I’m in my 30s and too young to lose my sex drive

Suzi Godson says a low libido is much more likely to be a response to tiredness, difficult life events, professional stress or interpersonal problems. 

I’m in my 30s and too young to lose my sex drive

Q. I’m a man in my early 30s and I don’t want sex as much as I used to. I didn’t expect this to happen until I was a lot older.

It’s not drastic, but it’s a huge change from even two years ago. Is this normal?

A. You don’t say whether you are in a long-term relationship, but if you have been with the same partner for several years it would be completely normal to see some decline in your sex drive.

Familiarity is an inevitable consequence of commitment and sometimes closeness takes the edge off desire.

Most younger couples start out having sex every day, but within a year their average frequency is less than twice a week.

Ten years ago the average sexual frequency for men and women aged between 16 and 44 was 6.3 and 6.2 times a month respectively.

Data from the most recent British National Survey of Sexual Attitudes and Lifestyles shows that by 2013 those figures had dropped to 4.9 and 4.8 times a month.

It is also normal for libido to diminish with age.

After the age of 30 male testosterone production begins to decline by about 1 to 2% a year; however, this decrease is so gradual that it does not usually become apparent until a man is in his 50s, or even older.

In a man of your age low libido is much more likely to be a response to tiredness, difficult life events, professional stress or interpersonal problems.

Lifestyle choices also have an impact.

Drinking excessively, recreational drugs, smoking or over-the-counter painkillers can blunt the libido.

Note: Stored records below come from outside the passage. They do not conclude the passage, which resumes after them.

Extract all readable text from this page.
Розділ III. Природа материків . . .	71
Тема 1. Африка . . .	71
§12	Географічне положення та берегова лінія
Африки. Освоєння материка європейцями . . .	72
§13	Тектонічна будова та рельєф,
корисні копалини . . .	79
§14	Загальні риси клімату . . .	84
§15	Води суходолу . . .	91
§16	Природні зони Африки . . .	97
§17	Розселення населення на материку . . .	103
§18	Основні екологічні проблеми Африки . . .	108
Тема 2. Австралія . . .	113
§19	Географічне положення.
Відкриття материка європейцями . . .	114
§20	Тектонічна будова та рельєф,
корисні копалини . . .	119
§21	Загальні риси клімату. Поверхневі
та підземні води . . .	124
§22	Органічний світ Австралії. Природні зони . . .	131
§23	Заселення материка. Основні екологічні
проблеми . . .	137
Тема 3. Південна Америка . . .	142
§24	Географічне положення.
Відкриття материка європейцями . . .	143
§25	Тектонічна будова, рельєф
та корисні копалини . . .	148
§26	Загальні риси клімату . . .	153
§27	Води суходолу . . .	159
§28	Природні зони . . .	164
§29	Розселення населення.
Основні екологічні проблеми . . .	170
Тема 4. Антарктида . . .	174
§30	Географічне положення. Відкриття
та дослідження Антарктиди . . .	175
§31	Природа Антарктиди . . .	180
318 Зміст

It can also be an indication of general health issues such as obesity or a side-effect of medication; for example, antidepressants negatively affect desire.

If you can identify contributory factors, improving your general health and finding ways to manage stress more effectively will help enormously.

Eating healthily, losing weight, trying to achieve a better work-life balance, learning relaxation techniques such as yoga or mindfulness meditation, and doing 30 minutes of aerobic exercise every day will relax your mind and reinvigorate your body.

Sex is therapeutic too, but you need to take your time. Spend longer on foreplay to allow your arousal to build more slowly, and don’t focus on rushing to orgasm.

Ideally, sex should be about pleasure not pressure, but unexplained changes in libido are unsettling, particularly for men who are conditioned to believe that virility and masculinity are intrinsically linked.

Unfortunately, worrying about your libido will only aggravate this problem.

Libido is governed by the involuntary nervous system, which also regulates heart rate, digestion and breathing, bodily functions that we rely on but can’t consciously control.

When you get anxious, your body releases adrenaline and cortisol.

These restrict blood flow to the genitals, so that it can be directed towards the heart and the lungs in preparation for fight or flight.

As soon as that happens, the desire for sex, and the capacity to perform, disappears.

The drop in your libido is unlikely to have a medical cause, but low testosterone levels can negatively affect libido, so see your GP just in case.

If your testosterone level is low, you should be checked for elevated prolactin because the combined results can indicate an underactive thyroid.

If you have any issues at all with sexual function, tell your GP.

A weak or unreliable erection, or an absence of morning erections, can be an early warning sign of something more serious.

Erections rely on healthy blood flow to the penis, so anything that interferes with circulation, such as vascular disease or diabetes, will affect them.

Men of your age are often very reluctant to go to the doctor, but there are only two conceivable outcomes and both are positive.

Either the doctor will find out what is wrong and come up with a treatment plan to solve the problem, or he or she will give you a clean bill of health, which means you can get back to enjoying life.